Kepala Seksi Pelaksanaan Wilayah 2 Balai P3KP Jawa 4 Firdiansyah Fatoni menjelaskan verifikasi aktual seperti nan dilakukan di Pasuruan hari ini untuk memastikan support tepat sasaran.

"Untuk Pasuruan sudah 11 titik usulan Kemensos nan lolos verifikasi faktual," ujarnya di Pasuruan, Jawa Timur, Rabu (17/6/2026).

Dia menjelaskan, Kota dan Kabupaten Pasuruan mendapat kuota 225 titik sesuai usulan Kemensos. Sementara untuk Jawa Timur total usulan bedah rumah orang tua siswa Sekolah Rakyat berjumlah 1.837 titik.

Di Pasuruan tim bergerak ke empat letak untuk mengecek kondisi rumah orang tua siswa Sekolah Rakyat. Titik nan disambangi adalah rumah Lilik Qomariyah di Desa Bajangan; Jirilia di Jajar Kebon Desa Gondangwetan; Eko Musidi di Desa Tenggilisrejo Gondangwetan, dan Rahmat di Dusun Jajarkebon, Gondangwetan.

Kemensos dan Kementerian PKP verifikasi rumah orang tua siswa Sekolah Rakyat di Pasuruan untuk program bedah rumah, Rabu (17/6/2026).

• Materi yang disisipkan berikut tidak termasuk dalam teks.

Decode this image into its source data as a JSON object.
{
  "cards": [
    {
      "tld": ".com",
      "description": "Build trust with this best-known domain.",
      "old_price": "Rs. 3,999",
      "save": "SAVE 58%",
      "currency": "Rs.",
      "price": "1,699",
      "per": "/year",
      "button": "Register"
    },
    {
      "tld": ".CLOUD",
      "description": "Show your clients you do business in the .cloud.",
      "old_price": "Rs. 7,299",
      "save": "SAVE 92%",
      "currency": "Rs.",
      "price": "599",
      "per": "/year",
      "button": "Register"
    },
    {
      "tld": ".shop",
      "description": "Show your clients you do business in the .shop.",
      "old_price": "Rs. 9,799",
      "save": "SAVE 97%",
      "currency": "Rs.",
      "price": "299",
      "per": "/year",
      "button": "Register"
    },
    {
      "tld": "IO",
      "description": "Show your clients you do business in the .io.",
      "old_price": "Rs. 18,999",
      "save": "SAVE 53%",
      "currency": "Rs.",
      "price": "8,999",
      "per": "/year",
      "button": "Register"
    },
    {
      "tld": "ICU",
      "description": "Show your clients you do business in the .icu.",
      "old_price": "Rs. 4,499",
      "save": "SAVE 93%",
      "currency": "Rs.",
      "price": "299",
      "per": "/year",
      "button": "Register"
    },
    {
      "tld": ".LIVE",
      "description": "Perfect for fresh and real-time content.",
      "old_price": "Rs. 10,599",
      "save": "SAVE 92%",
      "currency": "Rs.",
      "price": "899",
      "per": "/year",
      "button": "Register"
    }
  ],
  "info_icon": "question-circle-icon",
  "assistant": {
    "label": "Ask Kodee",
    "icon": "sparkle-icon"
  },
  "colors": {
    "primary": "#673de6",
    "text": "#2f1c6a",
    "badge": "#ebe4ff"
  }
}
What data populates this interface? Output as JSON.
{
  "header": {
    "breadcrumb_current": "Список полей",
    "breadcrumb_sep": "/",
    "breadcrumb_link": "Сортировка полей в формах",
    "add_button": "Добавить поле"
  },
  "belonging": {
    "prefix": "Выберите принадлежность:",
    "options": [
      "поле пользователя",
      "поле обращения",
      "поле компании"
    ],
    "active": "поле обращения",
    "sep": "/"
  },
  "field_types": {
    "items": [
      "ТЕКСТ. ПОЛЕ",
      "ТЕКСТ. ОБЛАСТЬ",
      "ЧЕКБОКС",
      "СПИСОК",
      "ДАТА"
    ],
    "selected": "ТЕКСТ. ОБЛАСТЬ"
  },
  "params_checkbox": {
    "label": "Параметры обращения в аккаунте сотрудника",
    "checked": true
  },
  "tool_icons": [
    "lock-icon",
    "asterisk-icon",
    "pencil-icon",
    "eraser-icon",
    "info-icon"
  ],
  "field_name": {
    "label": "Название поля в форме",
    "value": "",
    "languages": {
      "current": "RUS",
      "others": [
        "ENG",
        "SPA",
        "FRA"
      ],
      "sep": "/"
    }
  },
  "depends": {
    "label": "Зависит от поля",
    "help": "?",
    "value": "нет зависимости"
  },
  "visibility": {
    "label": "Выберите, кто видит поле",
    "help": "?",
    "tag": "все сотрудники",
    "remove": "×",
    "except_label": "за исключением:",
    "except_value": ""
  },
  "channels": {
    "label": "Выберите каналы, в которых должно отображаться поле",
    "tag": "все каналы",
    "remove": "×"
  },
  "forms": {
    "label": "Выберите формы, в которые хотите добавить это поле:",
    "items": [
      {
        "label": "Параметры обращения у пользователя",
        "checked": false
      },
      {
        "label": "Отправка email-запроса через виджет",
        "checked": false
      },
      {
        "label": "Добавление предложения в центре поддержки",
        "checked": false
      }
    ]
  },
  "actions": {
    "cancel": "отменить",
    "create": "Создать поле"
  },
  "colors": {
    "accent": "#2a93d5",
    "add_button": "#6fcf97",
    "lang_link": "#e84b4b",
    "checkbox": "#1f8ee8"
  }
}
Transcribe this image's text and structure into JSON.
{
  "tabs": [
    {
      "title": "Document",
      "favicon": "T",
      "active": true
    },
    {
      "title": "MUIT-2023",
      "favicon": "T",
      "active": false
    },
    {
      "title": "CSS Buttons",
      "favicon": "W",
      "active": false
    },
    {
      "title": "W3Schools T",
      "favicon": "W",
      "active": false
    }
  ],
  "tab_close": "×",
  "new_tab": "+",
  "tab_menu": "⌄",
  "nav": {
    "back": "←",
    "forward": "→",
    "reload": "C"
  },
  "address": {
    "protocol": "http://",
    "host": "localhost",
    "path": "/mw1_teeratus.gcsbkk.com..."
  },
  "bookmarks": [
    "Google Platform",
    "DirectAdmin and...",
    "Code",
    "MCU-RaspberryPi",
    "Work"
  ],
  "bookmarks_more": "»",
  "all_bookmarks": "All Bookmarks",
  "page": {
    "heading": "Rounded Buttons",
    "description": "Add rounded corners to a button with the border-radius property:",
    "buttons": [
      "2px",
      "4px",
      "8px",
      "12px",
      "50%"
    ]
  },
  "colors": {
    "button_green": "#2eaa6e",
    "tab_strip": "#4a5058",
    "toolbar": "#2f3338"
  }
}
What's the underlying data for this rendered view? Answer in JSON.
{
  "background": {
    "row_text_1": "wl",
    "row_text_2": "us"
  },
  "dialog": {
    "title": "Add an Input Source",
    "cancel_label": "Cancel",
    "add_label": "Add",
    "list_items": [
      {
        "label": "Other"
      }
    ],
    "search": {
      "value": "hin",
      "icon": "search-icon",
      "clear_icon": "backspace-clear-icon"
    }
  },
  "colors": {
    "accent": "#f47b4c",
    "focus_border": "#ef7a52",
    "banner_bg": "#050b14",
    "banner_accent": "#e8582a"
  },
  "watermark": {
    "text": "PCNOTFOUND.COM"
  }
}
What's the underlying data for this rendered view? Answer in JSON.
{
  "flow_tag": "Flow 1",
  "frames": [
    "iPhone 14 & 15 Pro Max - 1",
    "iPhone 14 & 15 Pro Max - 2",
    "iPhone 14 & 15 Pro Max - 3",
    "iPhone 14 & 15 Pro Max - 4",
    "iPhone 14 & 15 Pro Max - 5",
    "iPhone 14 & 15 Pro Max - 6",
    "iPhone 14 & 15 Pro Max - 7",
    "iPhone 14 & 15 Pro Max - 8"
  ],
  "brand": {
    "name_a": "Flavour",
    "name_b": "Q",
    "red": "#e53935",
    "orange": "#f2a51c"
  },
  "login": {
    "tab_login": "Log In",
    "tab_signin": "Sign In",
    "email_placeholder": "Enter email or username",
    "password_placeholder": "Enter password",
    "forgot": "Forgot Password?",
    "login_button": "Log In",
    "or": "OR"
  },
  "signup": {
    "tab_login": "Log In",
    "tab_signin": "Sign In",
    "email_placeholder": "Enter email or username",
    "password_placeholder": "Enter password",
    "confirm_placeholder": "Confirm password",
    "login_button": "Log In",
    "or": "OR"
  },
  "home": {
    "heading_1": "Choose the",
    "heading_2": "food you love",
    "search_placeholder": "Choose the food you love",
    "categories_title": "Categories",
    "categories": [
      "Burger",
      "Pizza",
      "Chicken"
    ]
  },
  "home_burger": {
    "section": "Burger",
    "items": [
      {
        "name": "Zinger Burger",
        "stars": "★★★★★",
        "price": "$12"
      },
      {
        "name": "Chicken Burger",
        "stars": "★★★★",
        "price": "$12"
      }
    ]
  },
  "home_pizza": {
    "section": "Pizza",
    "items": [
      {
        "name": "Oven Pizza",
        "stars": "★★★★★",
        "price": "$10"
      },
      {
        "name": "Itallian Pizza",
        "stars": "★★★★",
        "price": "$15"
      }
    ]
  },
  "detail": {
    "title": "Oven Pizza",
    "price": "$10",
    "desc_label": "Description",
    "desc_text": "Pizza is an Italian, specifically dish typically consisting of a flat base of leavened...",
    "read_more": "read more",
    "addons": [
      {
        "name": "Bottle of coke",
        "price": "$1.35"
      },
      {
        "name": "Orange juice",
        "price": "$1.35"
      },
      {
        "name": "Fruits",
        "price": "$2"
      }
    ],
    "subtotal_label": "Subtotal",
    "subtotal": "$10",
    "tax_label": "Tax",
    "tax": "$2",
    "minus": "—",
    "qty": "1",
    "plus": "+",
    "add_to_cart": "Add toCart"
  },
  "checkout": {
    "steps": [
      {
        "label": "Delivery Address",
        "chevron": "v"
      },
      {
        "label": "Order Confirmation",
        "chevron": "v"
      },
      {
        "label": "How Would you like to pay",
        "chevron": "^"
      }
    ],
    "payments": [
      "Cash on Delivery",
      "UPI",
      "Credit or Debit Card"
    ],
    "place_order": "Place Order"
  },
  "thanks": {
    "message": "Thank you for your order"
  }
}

Foto: Dok. Kemensos

Bagi para family penerima manfaat, program ini menghadirkan angan baru. Rahmat, salah satu orang tua siswa Sekolah Rakyat, mengaku berterima kasih atas perhatian nan diberikan pemerintah.

"Alhamdulillah, berterima kasih ada perhatian dari pemerintah," tuturnya.

Verifikasi aktual di lapangan tak hanya mengecek kondisi gedung serta sanitasi rumah tapi juga kelengkapan arsip kepemilikan rumah.

Turut mendampingi aktivitas tersebut, Tenaga Ahli Menteri Sosial, Fajar WH. Dia menjelaskan bahwa saat ini terdapat tiga Sekolah Rakyat nan beraksi di Pasuruan, ialah Sekolah Rakyat Terintegrasi 48 Kabupaten Pasuruan, SRMP 28 Kota Pasuruan, dan SRT 3 Pasuruan.

Menurutnya, pendekatan Sekolah Rakyat tidak hanya berfokus pada pendidikan anak, tetapi juga menyasar peningkatan kesejahteraan seluruh keluarga. Selain memperoleh akses pendidikan cuma-cuma dan berkualitas, orang tua siswa juga didorong mengikuti beragam program pemberdayaan ekonomi agar bisa keluar dari jerat kemiskinan.

"Anaknya disekolahkan, orangtuanya diberdayakan, dan rumahnya nan tak layak huni direnovasi," katanya.

Secara nasional, pemerintah menargetkan pembaharuan 10.000 unit Rumah Tidak Layak Huni (RTLH) bagi orang tua siswa Sekolah Rakyat melalui program Bantuan Stimulan Perumahan Swadaya (BSPS). Program ini merupakan sinergi Kementerian Sosial dan Kementerian PKP untuk mengentaskan kemiskinan ekstrem dengan membedah rumah family siswa agar lebih layak huni.

Kemensos dan Kementerian PKP verifikasi rumah orang tua siswa Sekolah Rakyat di Pasuruan untuk program bedah rumah, Rabu (17/6/2026). Foto: Dok. Kemensos

Selain tim PKP, turut datang dalam aktivitas verifikasi lapangan para pendamping PKH, kepala sekolah, dan pembimbing Sekolah Rakyat.